Mafia Capitale, Marino non vuole mollare. Ma la sua poltrona traballa

E ora sì, per forza. Se non addirittura per necessità, visto che farlo cadere adesso sarebbe una totale ammissione di responsabilità, se non addirittura di colpa. Per questa ragione, nonostante i suoi evidenti demeriti, il sindaco di Roma, Ignazio Marino, resta al suo posto e il Partito democratico si ritrova a dover fare quadrato attorno ad un esponente dem che certo non ama.

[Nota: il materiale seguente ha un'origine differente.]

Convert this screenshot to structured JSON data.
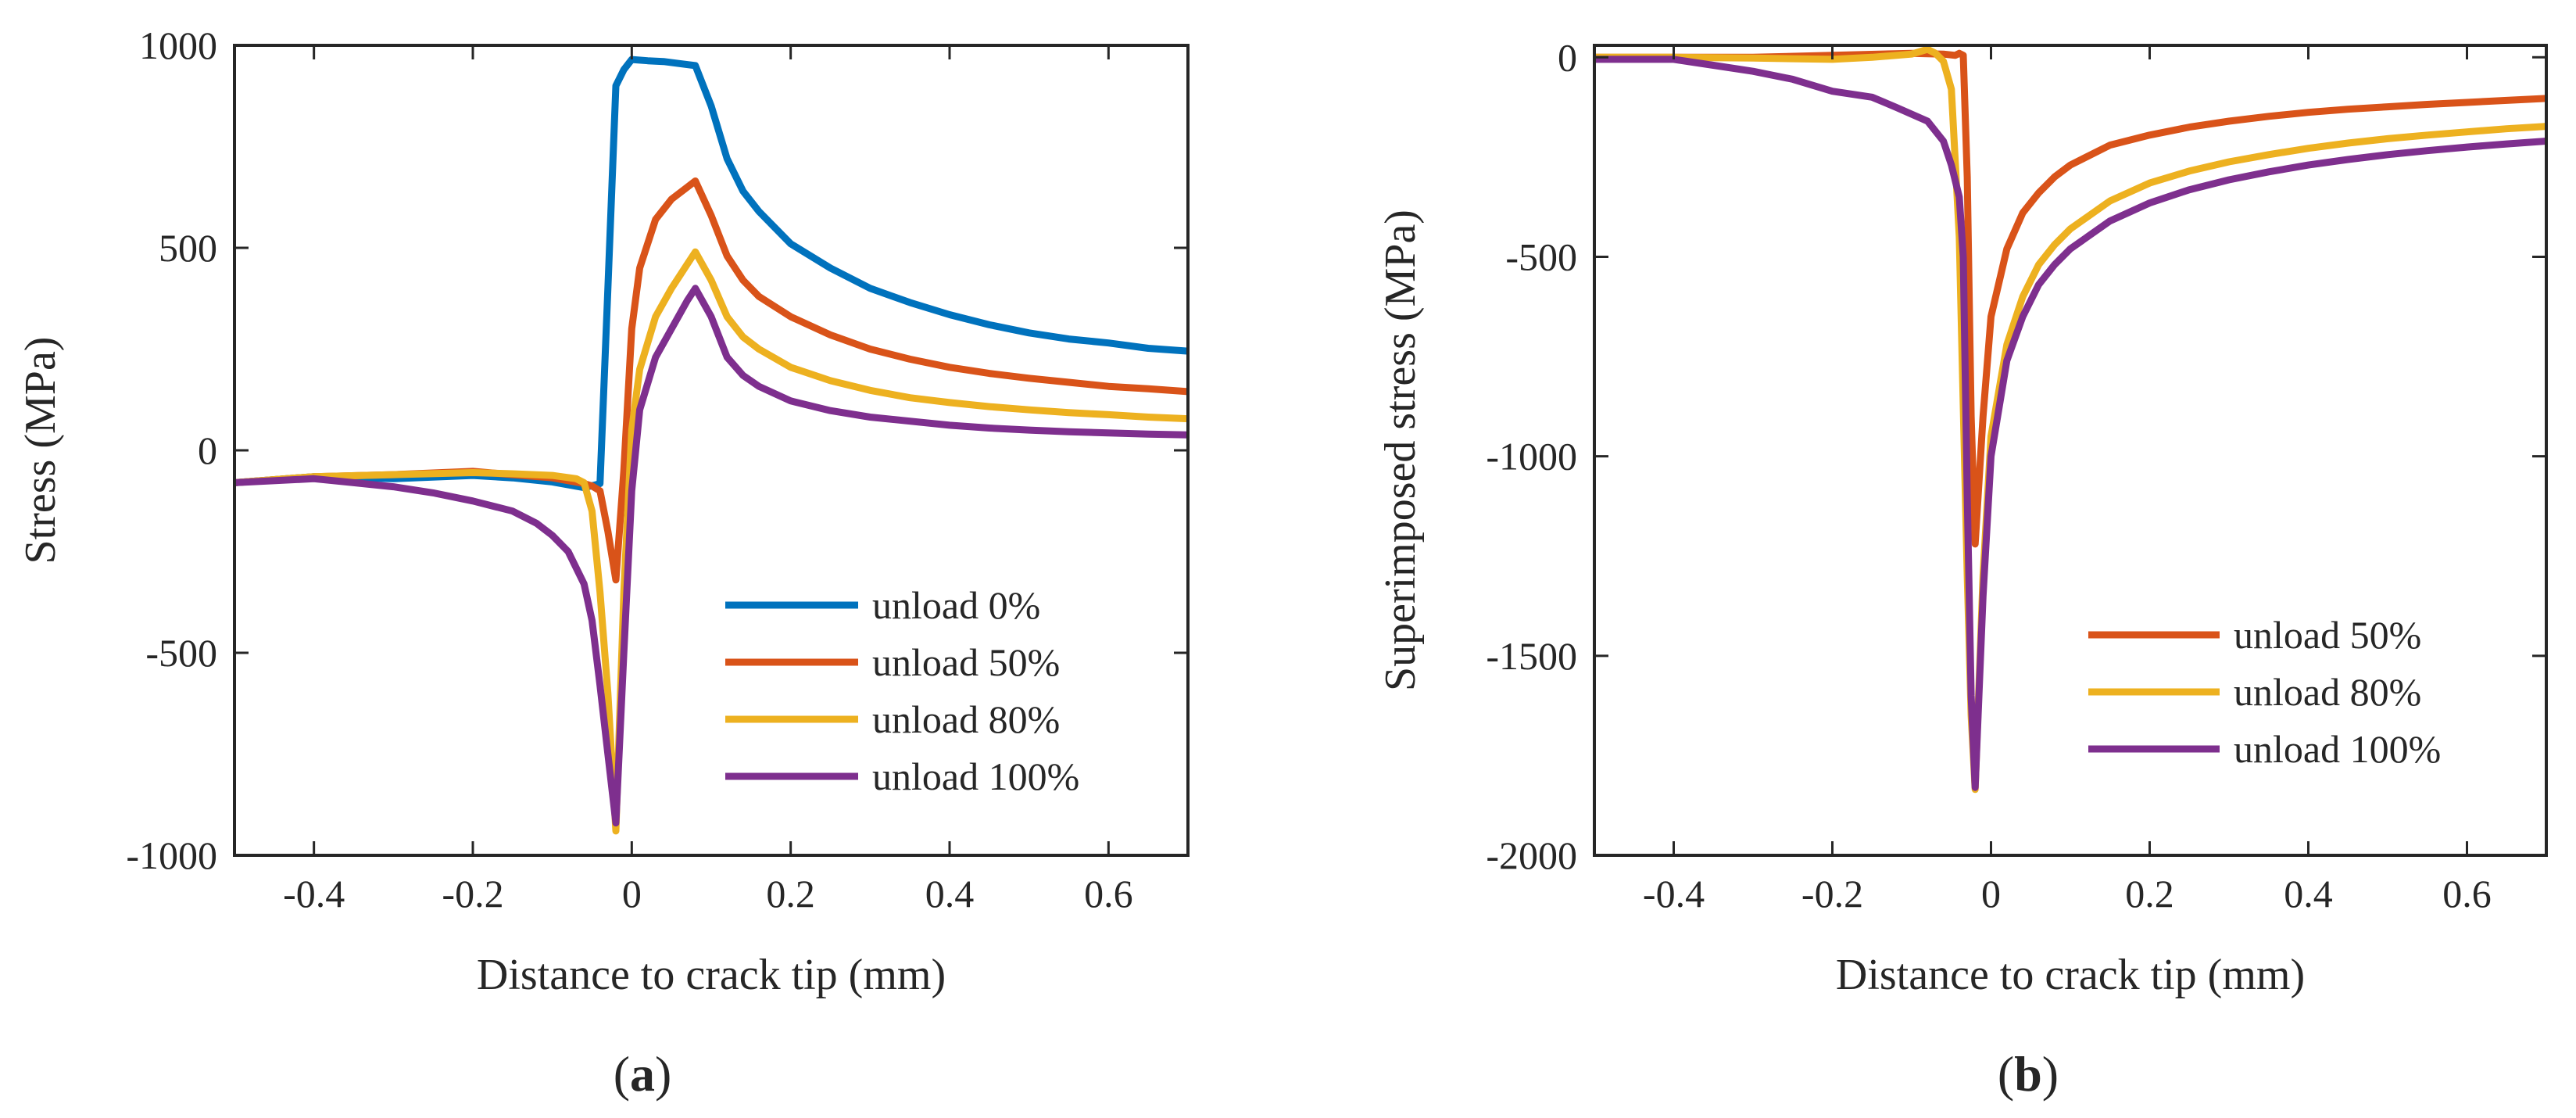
{
  "chart_data": [
    {
      "panel_label": "(a)",
      "type": "line",
      "title": "",
      "xlabel": "Distance to crack tip (mm)",
      "ylabel": "Stress (MPa)",
      "xlim": [
        -0.5,
        0.7
      ],
      "ylim": [
        -1000,
        1000
      ],
      "xticks": [
        -0.4,
        -0.2,
        0,
        0.2,
        0.4,
        0.6
      ],
      "xtick_labels": [
        "-0.4",
        "-0.2",
        "0",
        "0.2",
        "0.4",
        "0.6"
      ],
      "yticks": [
        -1000,
        -500,
        0,
        500,
        1000
      ],
      "ytick_labels": [
        "-1000",
        "-500",
        "0",
        "500",
        "1000"
      ],
      "legend_position": "lower-right",
      "series": [
        {
          "name": "unload 0%",
          "color": "#0072BD",
          "points": [
            [
              -0.5,
              -80
            ],
            [
              -0.4,
              -65
            ],
            [
              -0.3,
              -70
            ],
            [
              -0.2,
              -62
            ],
            [
              -0.15,
              -68
            ],
            [
              -0.1,
              -78
            ],
            [
              -0.06,
              -92
            ],
            [
              -0.045,
              -85
            ],
            [
              -0.04,
              -82
            ],
            [
              -0.03,
              400
            ],
            [
              -0.02,
              900
            ],
            [
              -0.01,
              940
            ],
            [
              0.0,
              965
            ],
            [
              0.02,
              962
            ],
            [
              0.04,
              960
            ],
            [
              0.06,
              955
            ],
            [
              0.08,
              950
            ],
            [
              0.1,
              850
            ],
            [
              0.12,
              720
            ],
            [
              0.14,
              640
            ],
            [
              0.16,
              590
            ],
            [
              0.2,
              510
            ],
            [
              0.25,
              450
            ],
            [
              0.3,
              400
            ],
            [
              0.35,
              365
            ],
            [
              0.4,
              335
            ],
            [
              0.45,
              310
            ],
            [
              0.5,
              290
            ],
            [
              0.55,
              275
            ],
            [
              0.6,
              265
            ],
            [
              0.65,
              252
            ],
            [
              0.7,
              245
            ]
          ]
        },
        {
          "name": "unload 50%",
          "color": "#D95319",
          "points": [
            [
              -0.5,
              -80
            ],
            [
              -0.4,
              -65
            ],
            [
              -0.3,
              -60
            ],
            [
              -0.2,
              -52
            ],
            [
              -0.15,
              -60
            ],
            [
              -0.1,
              -68
            ],
            [
              -0.06,
              -82
            ],
            [
              -0.05,
              -88
            ],
            [
              -0.04,
              -100
            ],
            [
              -0.03,
              -200
            ],
            [
              -0.02,
              -320
            ],
            [
              -0.01,
              -50
            ],
            [
              0.0,
              300
            ],
            [
              0.01,
              450
            ],
            [
              0.03,
              570
            ],
            [
              0.05,
              620
            ],
            [
              0.07,
              650
            ],
            [
              0.08,
              665
            ],
            [
              0.1,
              580
            ],
            [
              0.12,
              480
            ],
            [
              0.14,
              420
            ],
            [
              0.16,
              380
            ],
            [
              0.2,
              330
            ],
            [
              0.25,
              285
            ],
            [
              0.3,
              250
            ],
            [
              0.35,
              225
            ],
            [
              0.4,
              205
            ],
            [
              0.45,
              190
            ],
            [
              0.5,
              178
            ],
            [
              0.55,
              168
            ],
            [
              0.6,
              158
            ],
            [
              0.65,
              152
            ],
            [
              0.7,
              145
            ]
          ]
        },
        {
          "name": "unload 80%",
          "color": "#EDB120",
          "points": [
            [
              -0.5,
              -80
            ],
            [
              -0.4,
              -65
            ],
            [
              -0.3,
              -60
            ],
            [
              -0.2,
              -55
            ],
            [
              -0.15,
              -58
            ],
            [
              -0.1,
              -62
            ],
            [
              -0.07,
              -70
            ],
            [
              -0.06,
              -80
            ],
            [
              -0.05,
              -150
            ],
            [
              -0.04,
              -350
            ],
            [
              -0.03,
              -600
            ],
            [
              -0.02,
              -940
            ],
            [
              -0.01,
              -350
            ],
            [
              0.0,
              50
            ],
            [
              0.01,
              200
            ],
            [
              0.03,
              330
            ],
            [
              0.05,
              400
            ],
            [
              0.07,
              460
            ],
            [
              0.08,
              490
            ],
            [
              0.1,
              420
            ],
            [
              0.12,
              330
            ],
            [
              0.14,
              280
            ],
            [
              0.16,
              250
            ],
            [
              0.2,
              205
            ],
            [
              0.25,
              172
            ],
            [
              0.3,
              148
            ],
            [
              0.35,
              130
            ],
            [
              0.4,
              118
            ],
            [
              0.45,
              108
            ],
            [
              0.5,
              100
            ],
            [
              0.55,
              93
            ],
            [
              0.6,
              88
            ],
            [
              0.65,
              82
            ],
            [
              0.7,
              78
            ]
          ]
        },
        {
          "name": "unload 100%",
          "color": "#7E2F8E",
          "points": [
            [
              -0.5,
              -80
            ],
            [
              -0.4,
              -70
            ],
            [
              -0.35,
              -80
            ],
            [
              -0.3,
              -90
            ],
            [
              -0.25,
              -105
            ],
            [
              -0.2,
              -125
            ],
            [
              -0.15,
              -150
            ],
            [
              -0.12,
              -180
            ],
            [
              -0.1,
              -210
            ],
            [
              -0.08,
              -250
            ],
            [
              -0.06,
              -330
            ],
            [
              -0.05,
              -420
            ],
            [
              -0.04,
              -580
            ],
            [
              -0.03,
              -750
            ],
            [
              -0.02,
              -920
            ],
            [
              -0.01,
              -500
            ],
            [
              0.0,
              -100
            ],
            [
              0.01,
              100
            ],
            [
              0.03,
              230
            ],
            [
              0.05,
              300
            ],
            [
              0.07,
              370
            ],
            [
              0.08,
              400
            ],
            [
              0.1,
              330
            ],
            [
              0.12,
              230
            ],
            [
              0.14,
              185
            ],
            [
              0.16,
              158
            ],
            [
              0.2,
              122
            ],
            [
              0.25,
              98
            ],
            [
              0.3,
              82
            ],
            [
              0.35,
              72
            ],
            [
              0.4,
              62
            ],
            [
              0.45,
              55
            ],
            [
              0.5,
              50
            ],
            [
              0.55,
              46
            ],
            [
              0.6,
              43
            ],
            [
              0.65,
              40
            ],
            [
              0.7,
              38
            ]
          ]
        }
      ]
    },
    {
      "panel_label": "(b)",
      "type": "line",
      "title": "",
      "xlabel": "Distance to crack tip (mm)",
      "ylabel": "Superimposed stress (MPa)",
      "xlim": [
        -0.5,
        0.7
      ],
      "ylim": [
        -2000,
        30
      ],
      "xticks": [
        -0.4,
        -0.2,
        0,
        0.2,
        0.4,
        0.6
      ],
      "xtick_labels": [
        "-0.4",
        "-0.2",
        "0",
        "0.2",
        "0.4",
        "0.6"
      ],
      "yticks": [
        -2000,
        -1500,
        -1000,
        -500,
        0
      ],
      "ytick_labels": [
        "-2000",
        "-1500",
        "-1000",
        "-500",
        "0"
      ],
      "legend_position": "lower-right",
      "series": [
        {
          "name": "unload 50%",
          "color": "#D95319",
          "points": [
            [
              -0.5,
              0
            ],
            [
              -0.4,
              0
            ],
            [
              -0.3,
              0
            ],
            [
              -0.2,
              5
            ],
            [
              -0.1,
              10
            ],
            [
              -0.06,
              8
            ],
            [
              -0.045,
              5
            ],
            [
              -0.04,
              10
            ],
            [
              -0.035,
              5
            ],
            [
              -0.03,
              -300
            ],
            [
              -0.025,
              -900
            ],
            [
              -0.02,
              -1220
            ],
            [
              -0.01,
              -900
            ],
            [
              0.0,
              -650
            ],
            [
              0.02,
              -480
            ],
            [
              0.04,
              -390
            ],
            [
              0.06,
              -340
            ],
            [
              0.08,
              -300
            ],
            [
              0.1,
              -270
            ],
            [
              0.15,
              -220
            ],
            [
              0.2,
              -195
            ],
            [
              0.25,
              -175
            ],
            [
              0.3,
              -160
            ],
            [
              0.35,
              -148
            ],
            [
              0.4,
              -138
            ],
            [
              0.45,
              -130
            ],
            [
              0.5,
              -124
            ],
            [
              0.55,
              -118
            ],
            [
              0.6,
              -113
            ],
            [
              0.65,
              -108
            ],
            [
              0.7,
              -103
            ]
          ]
        },
        {
          "name": "unload 80%",
          "color": "#EDB120",
          "points": [
            [
              -0.5,
              0
            ],
            [
              -0.4,
              0
            ],
            [
              -0.3,
              -2
            ],
            [
              -0.2,
              -5
            ],
            [
              -0.15,
              0
            ],
            [
              -0.1,
              8
            ],
            [
              -0.08,
              20
            ],
            [
              -0.07,
              10
            ],
            [
              -0.06,
              -10
            ],
            [
              -0.05,
              -80
            ],
            [
              -0.04,
              -450
            ],
            [
              -0.03,
              -1300
            ],
            [
              -0.025,
              -1650
            ],
            [
              -0.02,
              -1835
            ],
            [
              -0.01,
              -1300
            ],
            [
              0.0,
              -950
            ],
            [
              0.02,
              -720
            ],
            [
              0.04,
              -600
            ],
            [
              0.06,
              -520
            ],
            [
              0.08,
              -470
            ],
            [
              0.1,
              -430
            ],
            [
              0.15,
              -360
            ],
            [
              0.2,
              -315
            ],
            [
              0.25,
              -285
            ],
            [
              0.3,
              -262
            ],
            [
              0.35,
              -244
            ],
            [
              0.4,
              -228
            ],
            [
              0.45,
              -215
            ],
            [
              0.5,
              -204
            ],
            [
              0.55,
              -195
            ],
            [
              0.6,
              -187
            ],
            [
              0.65,
              -179
            ],
            [
              0.7,
              -173
            ]
          ]
        },
        {
          "name": "unload 100%",
          "color": "#7E2F8E",
          "points": [
            [
              -0.5,
              -5
            ],
            [
              -0.4,
              -5
            ],
            [
              -0.35,
              -20
            ],
            [
              -0.3,
              -35
            ],
            [
              -0.25,
              -55
            ],
            [
              -0.2,
              -85
            ],
            [
              -0.15,
              -100
            ],
            [
              -0.12,
              -125
            ],
            [
              -0.08,
              -160
            ],
            [
              -0.06,
              -210
            ],
            [
              -0.05,
              -270
            ],
            [
              -0.04,
              -350
            ],
            [
              -0.035,
              -500
            ],
            [
              -0.03,
              -1100
            ],
            [
              -0.025,
              -1600
            ],
            [
              -0.02,
              -1830
            ],
            [
              -0.01,
              -1350
            ],
            [
              0.0,
              -1000
            ],
            [
              0.02,
              -760
            ],
            [
              0.04,
              -650
            ],
            [
              0.06,
              -570
            ],
            [
              0.08,
              -520
            ],
            [
              0.1,
              -480
            ],
            [
              0.15,
              -410
            ],
            [
              0.2,
              -365
            ],
            [
              0.25,
              -332
            ],
            [
              0.3,
              -307
            ],
            [
              0.35,
              -287
            ],
            [
              0.4,
              -270
            ],
            [
              0.45,
              -256
            ],
            [
              0.5,
              -244
            ],
            [
              0.55,
              -234
            ],
            [
              0.6,
              -225
            ],
            [
              0.65,
              -217
            ],
            [
              0.7,
              -210
            ]
          ]
        }
      ]
    }
  ]
}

Sopporta. ”È curioso che una figura come Carminati abbia potuto costruire un sistema criminale di tale entità”, afferma il presidente del Pd e commissario romano del partito, Matteo Orfini, durante la conferenza stampa sulla seconda ondata di arresti nell’ambito dell’inchiesta su Mafia Capitale, “chiederò al Copasir di occuparsi di questa vicenda, per chiedere come è possibile che i servizi segreti non si siano accorti di cosa stava facendo una persona a loro evidentemente nota”.

PUNTI DI VISTA
Ecco, la tesi del complotto, la teoria della pugnalata alle spalle sembra essere molto in voga all’interno del Partito democratico e della stessa maggioranza che regge il governo guidato da Matteo Renzi. Perché mai i servizi segreti avrebbero dovuto informare gli esponenti dem? Quale regola lo impone? Se i servizi sapevano e hanno informato solo gli inquirenti hanno fatto il loro ottimo lavoro. Semmai è il Pd che non ha vigilato sull’operato dei propri esponenti presenti nelle istituzioni coinvolti. In questo senso il presidente del Consiglio è stato netto e chiaro. “Un Paese solido è quello che combatte contro la corruzione con grande forza, mandando chi ruba in galera. È giusto che chi ruba paghi tutto fino all’ultimo centesimo”, dice il premier durante la conferenza stampa con la presidente cilena Michelle Bachelet, intervenendo sulla vicenda di Mafia Capitale che ha travolto ancora una volta la politica con una raffica di arresti.

LA DIFESA
A difendere il sindaco, però, tocca a Orfini: “Marino e Zingaretti, baluardi contro il malaffare”. Prima delle dichiarazioni il presidente del Pd ha visto ha visto il sindaco e il governatore del Lazio, Nicola Zingaretti, per fare il punto della situazione e impostare la linea politica. “Sindaco e governatore sono stati un baluardo contro il malaffare. Come risposta a questa moralizzazione nella vita amministrativa, la criminalità ha aggredito l’amministrazione cercando di mettere in campo un tentativo di corruzione di massa”. Che è poi la linea di difesa tenuta dallo stesso Marino: “Capisco la rabbia dei cittadini romani, sono più arrabbiato di loro. Questo signore, Salvatore Buzzi, ha tentato di pagare le persone per fermare il cambiamento che io ho voluto fin dal primo momento. Queste persone devono stare in carcere. La procura e l’amministrazione stanno facendo due percorsi indipendenti ma assolutamente paralleli. Quello che è avvenuto con l’amministrazione precedente di centrodestra, con le nuove regole che noi abbiamo voluto, non può più capitare”.

BAGARRE POLITICA
Ma il quadrato del Pd non basta ad arginare l’assalto al Campidoglio. Tra i più agguerriti il vicepresidente della Camera, Luigi Di Maio, del Movimento 5 stelle. “Matteo Orfini mi fa morire”, dice l’esponente grillino. “più che il presidente del Pd sembra il loro avvocato delle cause perse: nega l’innegabile, difende l’indifendibile e porta una sfiga pazzesca. L’altra sera a Ballarò sosteneva che il Pd non fosse coinvolto in “Mafia Capitale”, a Ostia ha difeso fino alla morte il presidente del municipio poi arrestato. Sono mesi che chiediamo lo scioglimento del Comune di Roma e lui dà dei mafiosi a noi del Movimento 5 Stelle. È l’uomo perfetto per rappresentare un partito conosciuto ormai più alle procure che agli elettori italiani”. Ma ad Orfini rispondono anche Fratelli d’Italia e Lega tirati in ballo dal rappresentante dem: “Invece di accusare gli altri”, questo il succo del messaggio , “occorrerebbe punire politicamente i responsabili dello scandalo”.